As I'm generally around the kids/teen/picture book area it makes sense that I usually recommend those. Sorry I know nothing about adult fiction, I try and palm them off (in the nicest way possible) to another staff member. But the main challenge I feel about kids teen books is when they're at the age between kids and teens. Often it's that the reading level is high but the maturity is not. And by material I mean adult themes which is strange when you think about it because we're still in the teenage section but that's another story. After all, you don't want to recommend a book to a fourteen year old that has rampant sex for the first time unwittingly. When in doubt I look at the font size...

Sometimes I feel that it's also up to the publishers to choose book covers that are age appropriate as well. I hate it when it looks really childish or perhaps just for a younger audience and then it's actually about an 18 year old who has run away from an abusive home. I mean designers should read the books first! Sometimes I think I should be a book designer. Oh and also, what do you recommend for the person who literally has every single book?! 

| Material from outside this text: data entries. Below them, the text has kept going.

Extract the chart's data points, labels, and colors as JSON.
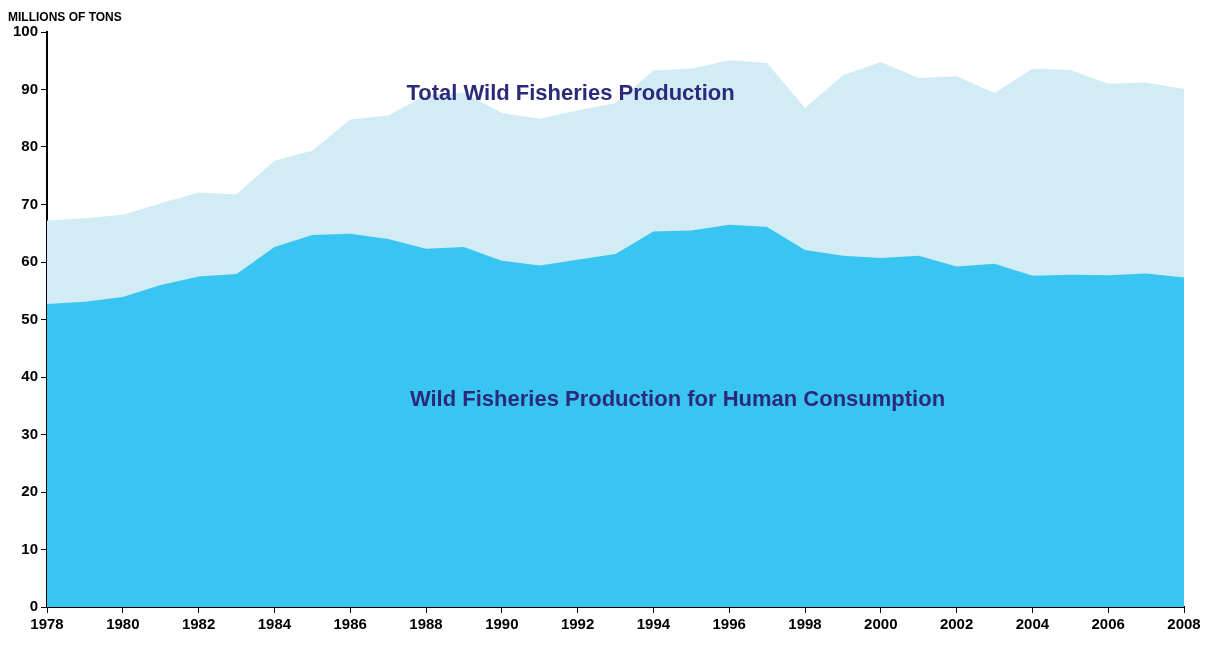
{
  "chart_data": {
    "type": "area",
    "ylabel": "MILLIONS OF TONS",
    "x": [
      1978,
      1979,
      1980,
      1981,
      1982,
      1983,
      1984,
      1985,
      1986,
      1987,
      1988,
      1989,
      1990,
      1991,
      1992,
      1993,
      1994,
      1995,
      1996,
      1997,
      1998,
      1999,
      2000,
      2001,
      2002,
      2003,
      2004,
      2005,
      2006,
      2007,
      2008
    ],
    "series": [
      {
        "name": "Total Wild Fisheries Production",
        "color": "#d2ecf5",
        "values": [
          67.2,
          67.6,
          68.2,
          70.2,
          72.1,
          71.8,
          77.6,
          79.4,
          84.8,
          85.5,
          89.0,
          89.5,
          85.9,
          84.9,
          86.4,
          87.6,
          93.3,
          93.6,
          95.1,
          94.6,
          86.8,
          92.5,
          94.8,
          92.0,
          92.3,
          89.4,
          93.6,
          93.4,
          91.0,
          91.2,
          90.1
        ]
      },
      {
        "name": "Wild Fisheries Production for Human Consumption",
        "color": "#38c5f2",
        "values": [
          52.7,
          53.1,
          53.9,
          56.0,
          57.5,
          57.9,
          62.6,
          64.7,
          64.9,
          64.0,
          62.3,
          62.6,
          60.2,
          59.4,
          60.4,
          61.4,
          65.3,
          65.5,
          66.5,
          66.1,
          62.1,
          61.1,
          60.7,
          61.1,
          59.2,
          59.7,
          57.6,
          57.8,
          57.7,
          58.0,
          57.3
        ]
      }
    ],
    "xlim": [
      1978,
      2008
    ],
    "xticks": [
      1978,
      1980,
      1982,
      1984,
      1986,
      1988,
      1990,
      1992,
      1994,
      1996,
      1998,
      2000,
      2002,
      2004,
      2006,
      2008
    ],
    "ylim": [
      0,
      100
    ],
    "yticks": [
      0,
      10,
      20,
      30,
      40,
      50,
      60,
      70,
      80,
      90,
      100
    ],
    "grid": false,
    "legend": false
  }
}
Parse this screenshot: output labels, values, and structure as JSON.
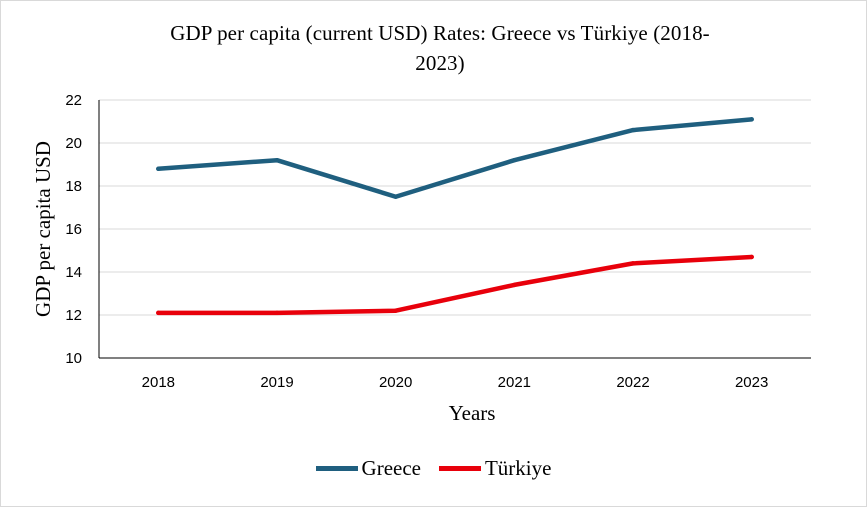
{
  "chart_data": {
    "type": "line",
    "title": "GDP per capita (current USD) Rates: Greece vs Türkiye (2018-2023)",
    "title_line1": "GDP per capita (current USD) Rates: Greece vs Türkiye (2018-",
    "title_line2": "2023)",
    "xlabel": "Years",
    "ylabel": "GDP per capita USD",
    "categories": [
      "2018",
      "2019",
      "2020",
      "2021",
      "2022",
      "2023"
    ],
    "yticks": [
      "10",
      "12",
      "14",
      "16",
      "18",
      "20",
      "22"
    ],
    "ylim": [
      10,
      22
    ],
    "grid": true,
    "legend_position": "bottom",
    "series": [
      {
        "name": "Greece",
        "color": "#1f5f7f",
        "values": [
          18.8,
          19.2,
          17.5,
          19.2,
          20.6,
          21.1
        ]
      },
      {
        "name": "Türkiye",
        "color": "#e8000b",
        "values": [
          12.1,
          12.1,
          12.2,
          13.4,
          14.4,
          14.7
        ]
      }
    ]
  }
}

Here are some titles from this site that I weren't sure were real or not and then discovered we actually used to stock one...


Saturday, 12 March 2016

Take your Tablets!

Finally, after a year in the works, we now have a fully functioning tablet in store to help make connecting with Andrew's Bookshop as easy as possible! 

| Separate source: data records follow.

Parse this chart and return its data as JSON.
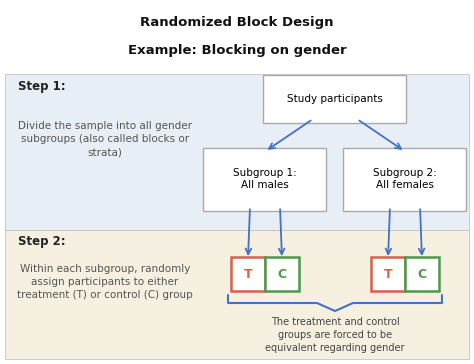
{
  "title_line1": "Randomized Block Design",
  "title_line2": "Example: Blocking on gender",
  "bg_top_color": "#e8eef5",
  "bg_bottom_color": "#f5f0e0",
  "step1_label": "Step 1:",
  "step1_text": "Divide the sample into all gender\nsubgroups (also called blocks or\nstrata)",
  "step2_label": "Step 2:",
  "step2_text": "Within each subgroup, randomly\nassign participants to either\ntreatment (T) or control (C) group",
  "box_study": "Study participants",
  "box_sub1": "Subgroup 1:\nAll males",
  "box_sub2": "Subgroup 2:\nAll females",
  "box_T_color": "#d9604a",
  "box_C_color": "#4a9a4a",
  "bottom_text": "The treatment and control\ngroups are forced to be\nequivalent regarding gender",
  "arrow_color": "#4472c4",
  "box_border_color": "#aaaaaa",
  "text_color": "#555555",
  "step_color": "#222222",
  "title_color": "#111111"
}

On it you'll be able to view and like (of course) our Facebook Page as well as sign up to our book club loyalty program. By making this change we hope to reduce our paper use - which is naturally quite a challenge given that we sell paper and what not. The loyalty program is an excellent way for us to say thank you for supporting local businesses. We've all faced the dilemma of deciding whether we should buy from a bricks and mortar shop or online or chain for less. Not to toot our own horn but I guess one thing we have up on online bookshops is our ability to provide service, to help you find that perfect book when you have absolutely no idea what you're looking for or all you know about the book is that the title contains onomatopoeia...

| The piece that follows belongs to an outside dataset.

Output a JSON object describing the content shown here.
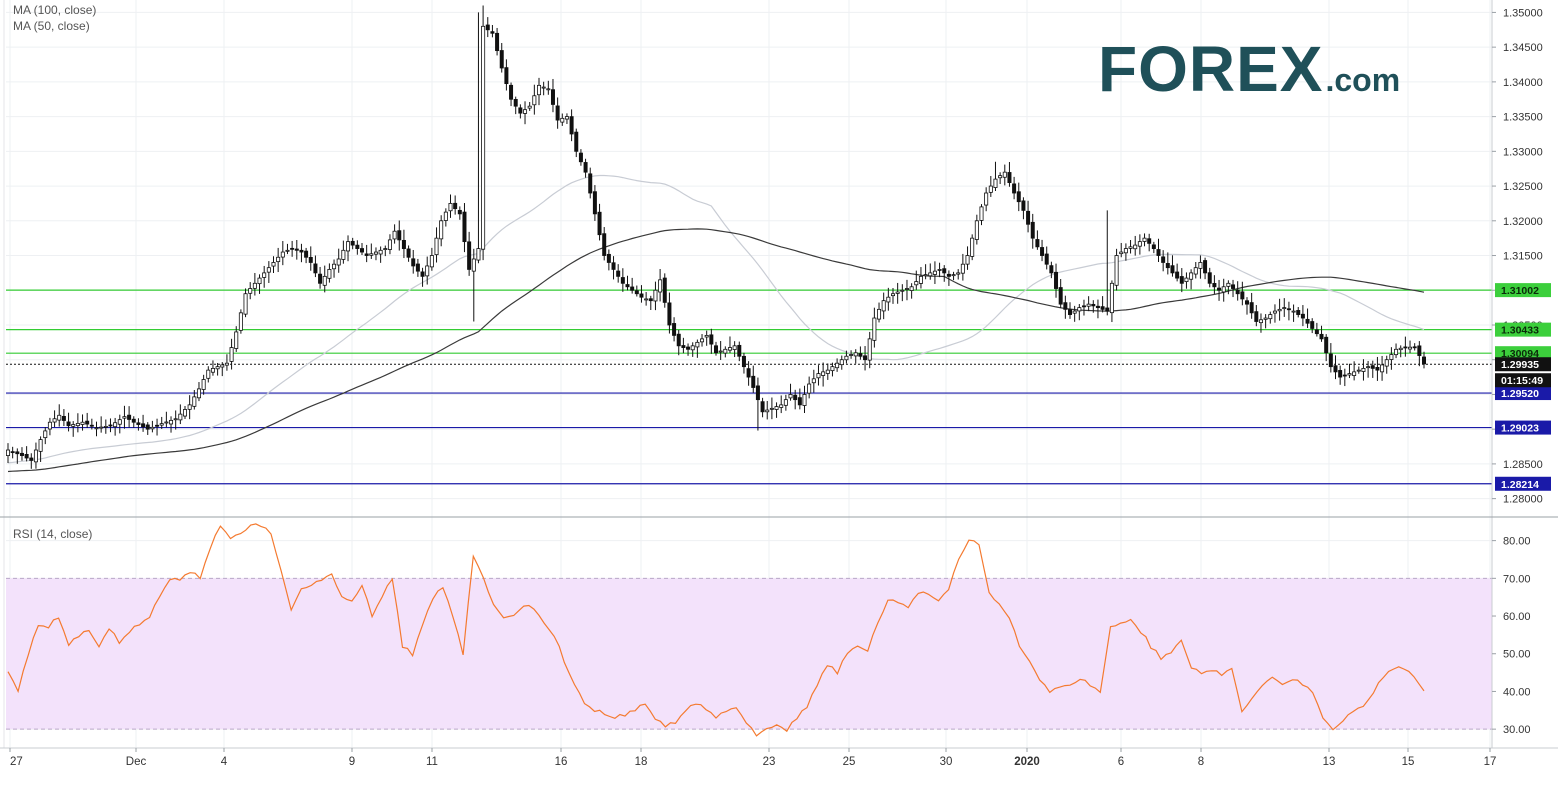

Here is Exhibit A of our new newfangled technology! Who says that bookshops are outdated?? Oh and we also sell the Monthly! But do not have Nick Xenophon working with us... 

Saturday, 5 March 2016

The Hard Choice

Have you ever wondered why books are first released in hardcover and then only a little later can you buy the lighter (cheaper) paperback version. It's an annoying fact of life but perhaps somewhat necessary? Actually who knows.

Luckily Google has the answers! When does it not? 

The Economist has an interesting article on the economic (as you would expect) reasons for this production method.

"Hardbacks' durability means they are also popular with libraries. And they hold a certain snob value, too: literary editors traditionally don’t review paperbacks. Once hardback sales have slowed, a paperback edition is released. Printed at a higher volume than the hardback, it usually sells in greater numbers, but at lower margins. Some publishers time their hardback editions to come out just before Christmas, eyeing the gift market, before publishing the paperback edition in time for the summer holidays."

Sorry for not doing any hard hitting journalism (just saw Spotlight. It's good go see it), basically just digging up some articles for all you lovely readers. This can just be called research. 

Meanwhile this other guy (nice photo though) sheds more light saying that the 'four main customers for hard cover books.'
1. Book Clubs.
2. Libraries.
3. Critics & Book Reviewers.
4. Remainder Distributors.

Provide clues as to why this occurs. Actually the more you read the reasons why the more sense it makes. I definitely prefer either hardcover or paperback over e-books and not just because I work in a bookshop! Personally I prefer hardcover for my non fiction books - beautiful books on art, design or photography and occasionally cookery books while paperback is sufficient for me for my fiction. It feels like it should be read while hardcover seems too serious and ornamental.
If you're really having trouble deciding which one to pick, luckily Wikihow has created a page on How to Choose Between Paperback and Hardback Books for you.